If you look at the output you can see that when we pass the map by value, the function has its own copy of the map data structure. You can see changes made to the map are reflected after the function call. In main we display the value of the map key "Bill" after the function call and it has changed.

It is unnecessary but the ChangeMyMapAddr function shows how you could pass and use a reference to the myMap variable in main. Again the Go team has made sure passing the "value of" a map variable can be performed without problems. Notice how we need to dereference the myMapPointer variable when we want to access the map. This is because the Go compiler will not allow us to access the map through a pointer variable directly. Dereferencing a pointer variable is equivalent to having a variable whose value is the value.

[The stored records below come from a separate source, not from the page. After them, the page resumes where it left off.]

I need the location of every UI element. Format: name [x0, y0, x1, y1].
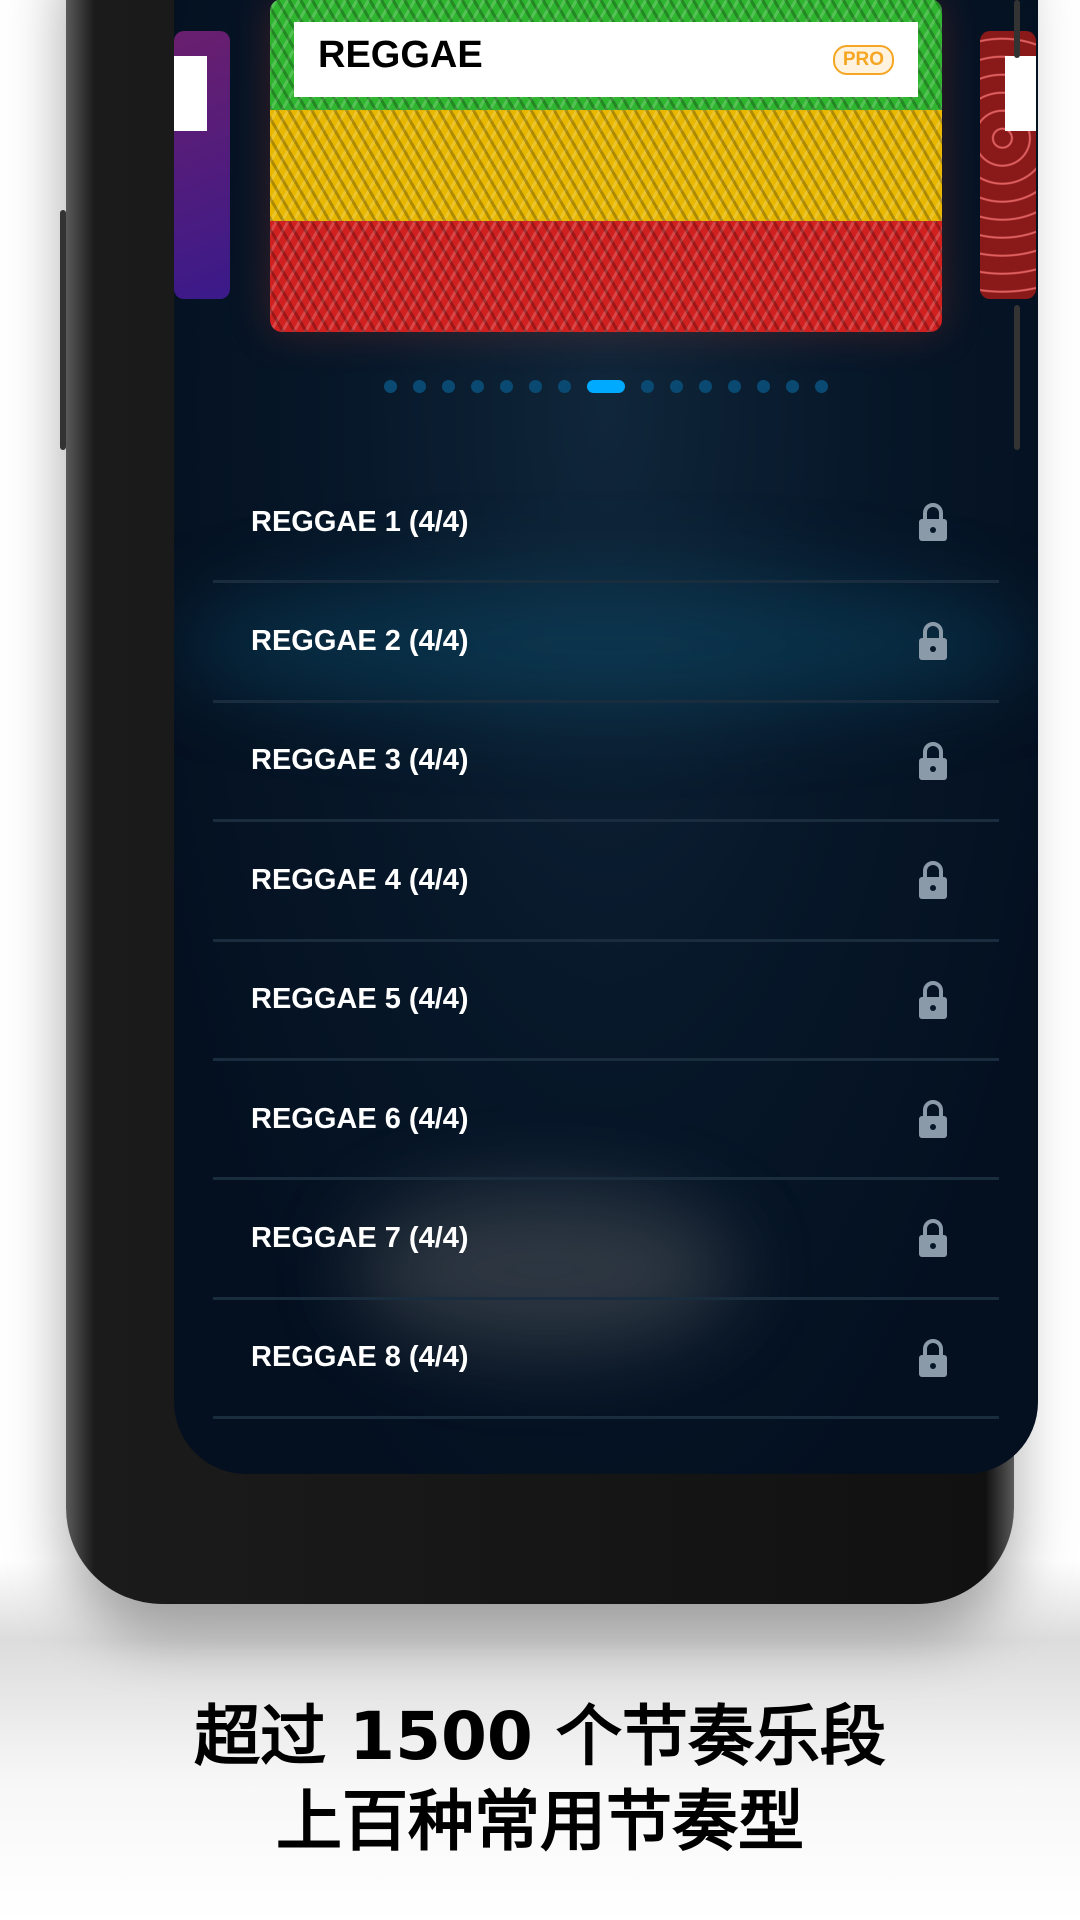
phone-frame: REGGAE PRO REGGAE 1 (4/4) REGGAE 2 (4/4) R…	[66, 0, 1038, 1604]
page-dot[interactable]	[413, 380, 426, 393]
rhythm-list-item[interactable]: REGGAE 1 (4/4)	[213, 464, 999, 584]
lock-icon	[919, 741, 947, 780]
rhythm-list-item[interactable]: REGGAE 2 (4/4)	[213, 583, 999, 703]
page-dot[interactable]	[558, 380, 571, 393]
style-card-reggae[interactable]: REGGAE PRO	[270, 0, 942, 332]
page-dot[interactable]	[500, 380, 513, 393]
rhythm-list-item[interactable]: REGGAE 3 (4/4)	[213, 703, 999, 823]
page-dot[interactable]	[757, 380, 770, 393]
volume-button	[60, 210, 66, 450]
rhythm-list-item[interactable]: REGGAE 5 (4/4)	[213, 942, 999, 1061]
caption-line-2: 上百种常用节奏型	[276, 1783, 804, 1860]
lock-icon	[919, 980, 947, 1019]
rhythm-label: REGGAE 2 (4/4)	[251, 625, 469, 658]
rhythm-label: REGGAE 3 (4/4)	[251, 744, 469, 777]
rhythm-label: REGGAE 8 (4/4)	[251, 1341, 469, 1374]
card-title: REGGAE	[318, 34, 483, 76]
rhythm-label: REGGAE 4 (4/4)	[251, 863, 469, 896]
next-style-card[interactable]	[980, 31, 1036, 299]
rhythm-label: REGGAE 1 (4/4)	[251, 505, 469, 538]
page-dot[interactable]	[815, 380, 828, 393]
lock-icon	[919, 622, 947, 661]
page-dot[interactable]	[641, 380, 654, 393]
side-button	[1014, 305, 1020, 450]
pro-badge: PRO	[832, 45, 894, 75]
carousel-pagination[interactable]	[174, 380, 1038, 393]
rhythm-list: REGGAE 1 (4/4) REGGAE 2 (4/4) REGGAE 3 (4/…	[213, 464, 999, 1420]
page-dot-active[interactable]	[587, 380, 625, 393]
prev-style-card[interactable]	[174, 31, 230, 299]
rhythm-label: REGGAE 5 (4/4)	[251, 983, 469, 1016]
lock-icon	[919, 1338, 947, 1377]
lock-icon	[919, 1219, 947, 1258]
card-header: REGGAE PRO	[294, 22, 918, 97]
page-dot[interactable]	[670, 380, 683, 393]
red-band	[270, 221, 942, 332]
rhythm-list-item[interactable]: REGGAE 6 (4/4)	[213, 1061, 999, 1181]
lock-icon	[919, 503, 947, 541]
rhythm-list-item[interactable]: REGGAE 8 (4/4)	[213, 1300, 999, 1420]
yellow-band	[270, 110, 942, 221]
rhythm-label: REGGAE 6 (4/4)	[251, 1102, 469, 1135]
page-dot[interactable]	[529, 380, 542, 393]
rhythm-list-item[interactable]: REGGAE 4 (4/4)	[213, 822, 999, 942]
page-dot[interactable]	[786, 380, 799, 393]
page-dot[interactable]	[384, 380, 397, 393]
page-dot[interactable]	[728, 380, 741, 393]
app-screen: REGGAE PRO REGGAE 1 (4/4) REGGAE 2 (4/4) R…	[174, 0, 1038, 1474]
rhythm-label: REGGAE 7 (4/4)	[251, 1222, 469, 1255]
page-dot[interactable]	[471, 380, 484, 393]
page-dot[interactable]	[699, 380, 712, 393]
lock-icon	[919, 861, 947, 900]
caption-line-1: 超过 1500 个节奏乐段	[194, 1698, 886, 1775]
lock-icon	[919, 1100, 947, 1138]
rhythm-list-item[interactable]: REGGAE 7 (4/4)	[213, 1180, 999, 1300]
page-dot[interactable]	[442, 380, 455, 393]
power-button	[1014, 0, 1020, 58]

I have taken the time to write this post because sometimes it can be confusing as to what the "value of" your variable contains. If the "value of" your variable is a large value, and you pass the "value of" that variable to a function, you will be making a large copy of that variable on the stack. You want to make sure you’re passing addresses to your functions unless you have a very special use case.

Maps, slices and channels are different. You can pass these variables by value without any concern. When we pass a map variable to a function, we are copying a data structure not the entire map.

I recommend that you read the Effective Go documentation. I have read that document several times since I started programming in Go. As I gain more experience I always go back and read this document again. I always pick up on something new that didn’t make sense to me before.